Money to Be Made Through Effective Contract Management

Purchasing is garnering increased attention from top management due to its substantial impact on profitability and supply chain performance. The purchasing process encompasses six key steps: specification, supplier selection, contracting, ordering, expediting, and follow-up. In this article, I delve deeper into the third step: contracting.

Once a supplier has been selected, the next stage involves drafting a contract. Approximately 70-80% of business transactions are formalised through contracts, yet they often slip from memory until issues arise. What should a contract cover? Vital components include price and terms of delivery, payment terms, penalty clauses, and other conditions.

Contracts can take various forms, including fixed-price contracts, fixed-price plus incentive fee contracts, cost-plus contracts, and cost-reimbursable contracts. Escalation clauses are also common to account for major cost adjustments due to external factors like fuel prices, currency exchange rates, and commodity prices.

Payment terms for capital goods, services, and works often involve multiple instalments, typically based on the supplier’s performance or deliverables met. In cases of advanced payments to suppliers, it’s advisable to secure a bank guarantee whereby the supplier commits to fulfilling their obligations.

Regarding goods delivery, contracts stipulate that deliveries must meet product specifications, be free from defects, and comply with relevant legal and governmental regulations. Penalty clauses based on performance guarantees, warranty periods, and end-of-life removal and collection responsibilities may also be included.

In international trade, essential commercial conditions are defined by incoterms. These terms clarify delivery responsibilities between buyers and sellers, encompassing transport, customs clearance, and transport-related risks. It’s crucial to expressly include incoterms in contracts rather than assume them.

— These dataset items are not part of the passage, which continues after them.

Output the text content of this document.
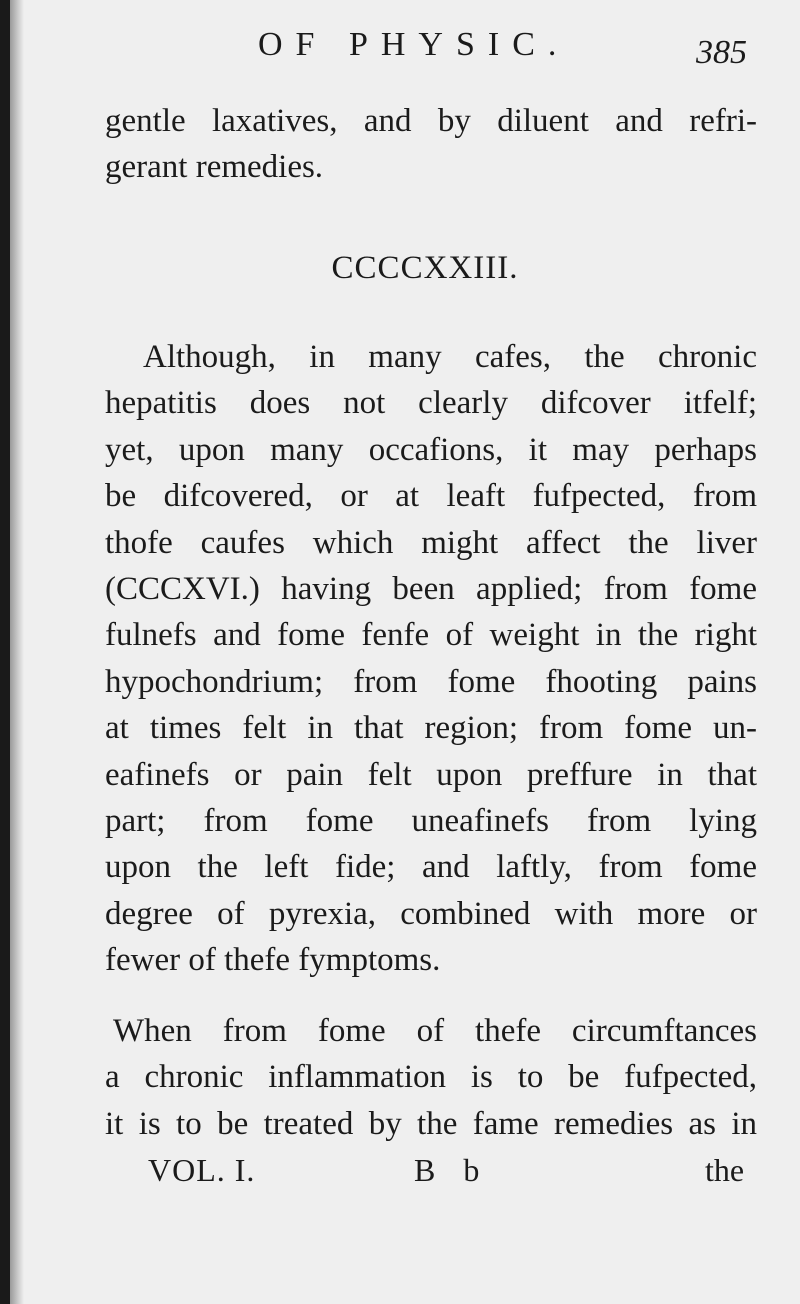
OF PHYSIC.	385
gentle laxatives, and by diluent and refri-
gerant remedies.
CCCCXXIII.
Although, in many cafes, the chronic
hepatitis does not clearly difcover itfelf;
yet, upon many occafions, it may perhaps
be difcovered, or at leaft fufpected, from
thofe caufes which might affect the liver
(CCCXVI.) having been applied; from fome
fulnefs and fome fenfe of weight in the right
hypochondrium; from fome fhooting pains
at times felt in that region; from fome un-
eafinefs or pain felt upon preffure in that
part; from fome uneafinefs from lying
upon the left fide; and laftly, from fome
degree of pyrexia, combined with more or
fewer of thefe fymptoms.
When from fome of thefe circumftances
a chronic inflammation is to be fufpected,
it is to be treated by the fame remedies as in
VOL. I.	B b	the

In the public sector, public organisations may access a shared contract database, facilitating the utilisation of superior contracts, negotiation of new contracts with overlapping suppliers, and replication of existing contracts.


Lessons Learned

Following contract closure, a common issue is underutilisation or incorrect usage of contracts. Reasons vary from departments being unaware of existing contracts to contracts not meeting their needs or being rendered unusable.

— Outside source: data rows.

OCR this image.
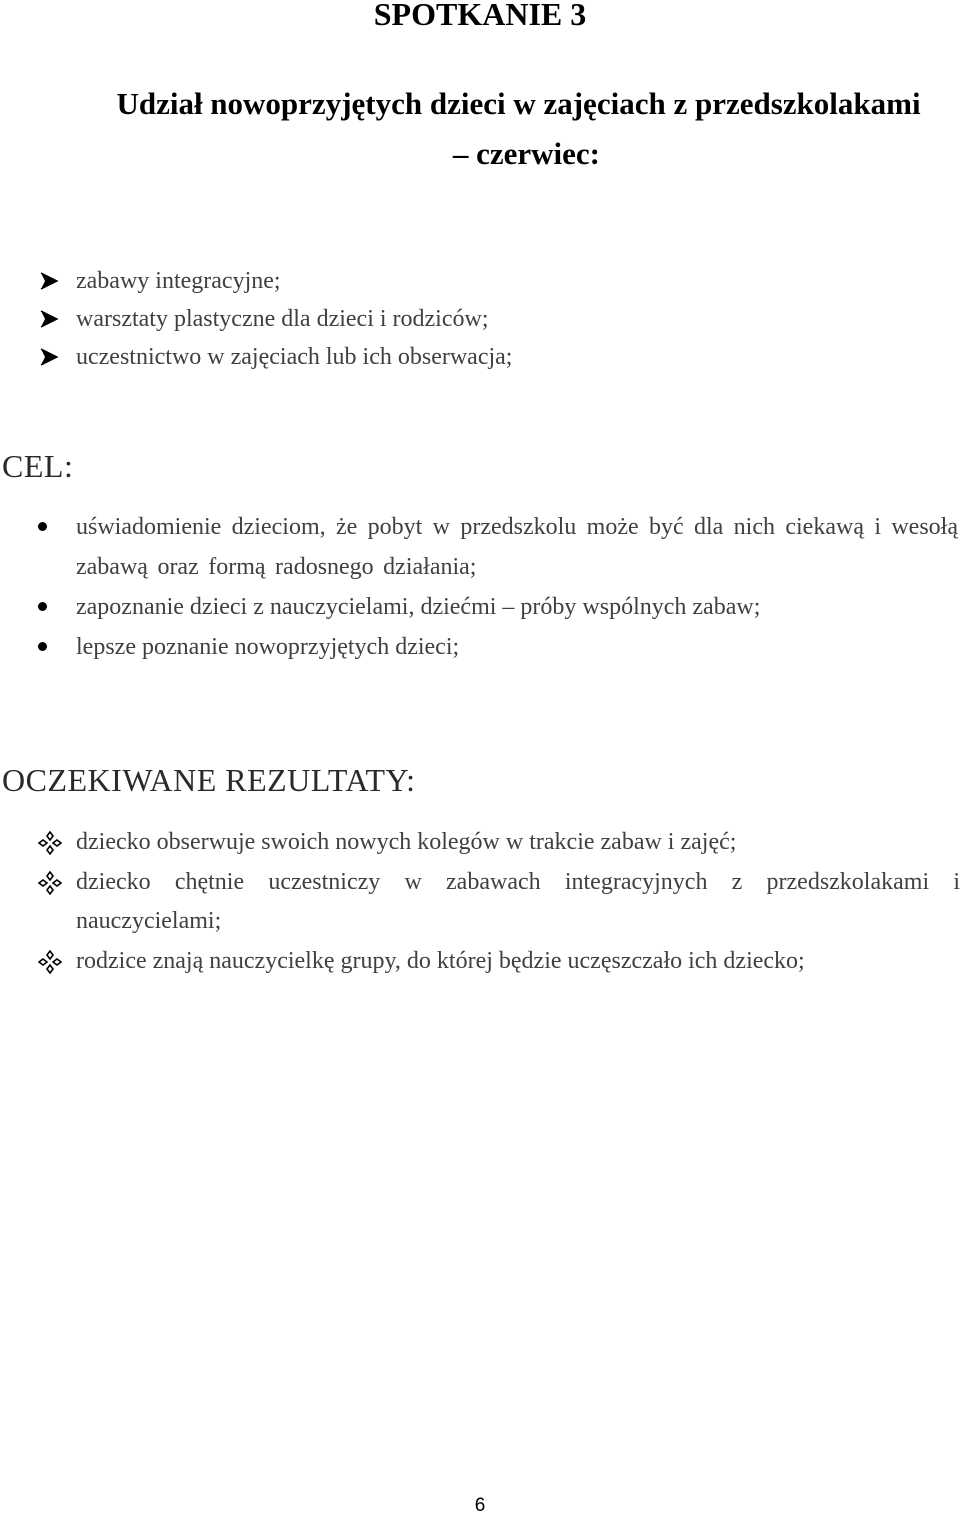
SPOTKANIE 3
Udział nowoprzyjętych dzieci w zajęciach z przedszkolakami
– czerwiec:
zabawy integracyjne;
warsztaty plastyczne dla dzieci i rodziców;
uczestnictwo w zajęciach lub ich obserwacja;
CEL:
uświadomienie dzieciom, że pobyt w przedszkolu może być dla nich ciekawą i wesołą zabawą oraz formą radosnego działania;
zapoznanie dzieci z nauczycielami, dziećmi – próby wspólnych zabaw;
lepsze poznanie nowoprzyjętych dzieci;
OCZEKIWANE REZULTATY:
dziecko obserwuje swoich nowych kolegów w trakcie zabaw i zajęć;
dziecko chętnie uczestniczy w zabawach integracyjnych z przedszkolakami i nauczycielami;
rodzice znają nauczycielkę grupy, do której będzie uczęszczało ich dziecko;
6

Over time, many organisations find diminishing returns from existing contracts. Possible causes include poorly arranged contract responsibilities, lack of clarity regarding supplier duties, payments for underutilised services, and insufficient historical insight. Resistance to change, unmonitored supplier performance, delayed information, or unknown savings may perpetuate non-performing contracts within organisations.

Contracts may become outdated as needs evolve, suppliers falter, better deals emerge, or contracts expire or go missing. However, terminating contracts due to poor performance warrants caution, as another division within the company may re-engage the same supplier.

Effective contract management necessitates ongoing monitoring and active management in alignment with agreed terms. Notably, savings between 5 to 10 percent of purchasing value can be achieved through contract cataloguing and cleanup alone. In other words, there’s money to be made!